There’s about two hours of dialogue in chapter 6 that are brilliant. It’s a shame about the other 98 hours though… it’s like the writers could only sustain that level of writing for a little while. Those two hours don’t really redeem all the rest either. Rockstar has turned into a JRPG company.
But maybe it’s not really about the story. I tried doing at bit of that “smelling the roses” everyone is talking about. So I found a priest making a sermon near someone’s grave. Interesting! I used the greet response, my character said something inappropriate and the priest just left. Then I tried to get closer to the grave and the NPCs ran to call the cops. WTF?
I sure doesn’t help that the game has some of the most atrocious control scheme, UI and menus I’ve seen in a AAA game and the gameplay has been focus-tested into irrelevance.
Instead of Heaven’s Gate’s exploding horses and endless takes, Red Dead Redemption II has years of crunch culture. It makes me wonder what the reception for the game would have been if the media’s coverage of the game had been less lavish.

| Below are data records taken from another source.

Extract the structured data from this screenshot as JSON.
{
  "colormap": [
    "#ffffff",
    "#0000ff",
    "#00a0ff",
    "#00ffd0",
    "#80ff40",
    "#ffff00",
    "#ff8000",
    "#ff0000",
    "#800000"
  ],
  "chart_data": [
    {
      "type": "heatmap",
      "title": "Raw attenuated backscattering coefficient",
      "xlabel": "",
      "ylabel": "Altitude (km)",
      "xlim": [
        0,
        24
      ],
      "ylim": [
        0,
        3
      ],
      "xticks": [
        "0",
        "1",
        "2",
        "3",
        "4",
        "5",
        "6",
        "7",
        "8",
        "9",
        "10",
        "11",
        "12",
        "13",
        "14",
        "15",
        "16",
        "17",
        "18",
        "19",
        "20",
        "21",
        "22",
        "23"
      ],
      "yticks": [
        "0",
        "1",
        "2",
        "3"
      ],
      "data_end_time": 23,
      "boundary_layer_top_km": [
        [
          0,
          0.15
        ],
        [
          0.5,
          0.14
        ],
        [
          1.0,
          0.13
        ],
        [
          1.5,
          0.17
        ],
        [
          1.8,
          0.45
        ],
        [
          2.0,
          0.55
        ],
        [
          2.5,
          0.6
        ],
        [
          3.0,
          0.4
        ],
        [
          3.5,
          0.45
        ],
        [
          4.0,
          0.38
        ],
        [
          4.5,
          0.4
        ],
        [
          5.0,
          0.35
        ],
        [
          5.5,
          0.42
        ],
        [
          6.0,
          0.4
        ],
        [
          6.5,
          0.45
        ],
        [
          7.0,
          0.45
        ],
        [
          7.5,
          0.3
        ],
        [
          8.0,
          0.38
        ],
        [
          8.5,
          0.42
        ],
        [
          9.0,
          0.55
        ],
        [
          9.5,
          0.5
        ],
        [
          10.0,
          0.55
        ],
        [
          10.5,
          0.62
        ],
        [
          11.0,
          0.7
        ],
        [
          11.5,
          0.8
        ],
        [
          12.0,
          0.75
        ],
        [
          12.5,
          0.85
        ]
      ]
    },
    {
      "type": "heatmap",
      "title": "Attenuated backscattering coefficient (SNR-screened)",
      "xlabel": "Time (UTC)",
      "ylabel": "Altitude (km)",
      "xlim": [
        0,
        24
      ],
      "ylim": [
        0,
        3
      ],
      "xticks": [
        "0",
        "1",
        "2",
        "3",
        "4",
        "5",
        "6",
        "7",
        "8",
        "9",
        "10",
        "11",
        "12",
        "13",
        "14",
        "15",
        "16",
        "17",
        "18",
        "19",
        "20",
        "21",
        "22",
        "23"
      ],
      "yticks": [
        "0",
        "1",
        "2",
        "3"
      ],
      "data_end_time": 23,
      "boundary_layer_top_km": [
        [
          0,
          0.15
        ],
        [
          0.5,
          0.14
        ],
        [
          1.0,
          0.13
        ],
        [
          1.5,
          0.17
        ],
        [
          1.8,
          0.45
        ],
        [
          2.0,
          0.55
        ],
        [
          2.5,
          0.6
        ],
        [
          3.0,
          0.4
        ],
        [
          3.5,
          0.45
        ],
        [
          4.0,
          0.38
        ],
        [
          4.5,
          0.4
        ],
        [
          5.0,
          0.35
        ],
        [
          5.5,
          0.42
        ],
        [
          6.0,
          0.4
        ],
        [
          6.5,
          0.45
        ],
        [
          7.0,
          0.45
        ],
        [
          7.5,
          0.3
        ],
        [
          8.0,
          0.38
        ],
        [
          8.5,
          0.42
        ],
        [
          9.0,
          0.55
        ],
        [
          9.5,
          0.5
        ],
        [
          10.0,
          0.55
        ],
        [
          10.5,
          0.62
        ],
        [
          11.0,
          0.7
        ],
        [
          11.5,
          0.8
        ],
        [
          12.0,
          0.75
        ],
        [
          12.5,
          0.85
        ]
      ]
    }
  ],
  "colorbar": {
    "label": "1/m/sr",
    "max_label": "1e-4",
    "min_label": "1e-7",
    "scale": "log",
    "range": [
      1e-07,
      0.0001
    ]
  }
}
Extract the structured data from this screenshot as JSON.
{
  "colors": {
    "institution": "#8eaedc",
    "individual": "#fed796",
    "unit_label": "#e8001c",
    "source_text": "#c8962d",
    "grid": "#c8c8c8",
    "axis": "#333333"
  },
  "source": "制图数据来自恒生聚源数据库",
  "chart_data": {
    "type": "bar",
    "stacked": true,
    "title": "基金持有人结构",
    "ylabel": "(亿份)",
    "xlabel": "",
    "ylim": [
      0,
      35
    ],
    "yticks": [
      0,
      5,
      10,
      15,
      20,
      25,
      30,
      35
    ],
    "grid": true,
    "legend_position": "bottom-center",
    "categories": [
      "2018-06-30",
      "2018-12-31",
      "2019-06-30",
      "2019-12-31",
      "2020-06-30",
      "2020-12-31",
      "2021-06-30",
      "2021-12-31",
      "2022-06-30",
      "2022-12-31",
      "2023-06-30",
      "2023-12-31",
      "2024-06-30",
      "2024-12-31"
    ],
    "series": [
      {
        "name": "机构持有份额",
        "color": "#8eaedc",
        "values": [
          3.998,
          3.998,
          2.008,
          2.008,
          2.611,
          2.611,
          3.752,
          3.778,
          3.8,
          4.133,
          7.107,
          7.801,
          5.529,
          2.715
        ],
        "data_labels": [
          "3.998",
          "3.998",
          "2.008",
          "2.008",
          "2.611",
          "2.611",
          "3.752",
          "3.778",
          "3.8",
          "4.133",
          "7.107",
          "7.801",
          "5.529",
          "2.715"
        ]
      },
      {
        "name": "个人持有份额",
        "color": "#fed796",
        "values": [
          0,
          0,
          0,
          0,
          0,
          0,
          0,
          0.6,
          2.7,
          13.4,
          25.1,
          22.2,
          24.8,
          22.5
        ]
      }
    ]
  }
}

The truth is I feel sorry for all the time I’ve spent with the game. I feel sorry for the completionists who do all the stupid playstyle challenges and hunt pelts for all the camp and pouch upgrades… only to discover the camp is gone for good after chapter 6 and all the pouch upgrades are essentially free in post-game. Seriously, what a lack of respect for the player’s time.
I also feel sorry for the poor programmers that made shrinking horse balls, mechanics that have no real use, tutorial prompts no one will ever heed because they have no relevance to anything whatsoever, the entire Guarma segment and making an entire fifth of the map a post-game bonus that’s mostly empty.
Some completionist said that you have better chance of finding a woodpecker in real life than in the game. Food for thought… Honestly, Red Dead Redemption II made me want to cut back on playing video games. What kind of real wilderness could I have seen with those 100 hours?
Then again, what a time to have the revelation that I should go outside the house and play, huh?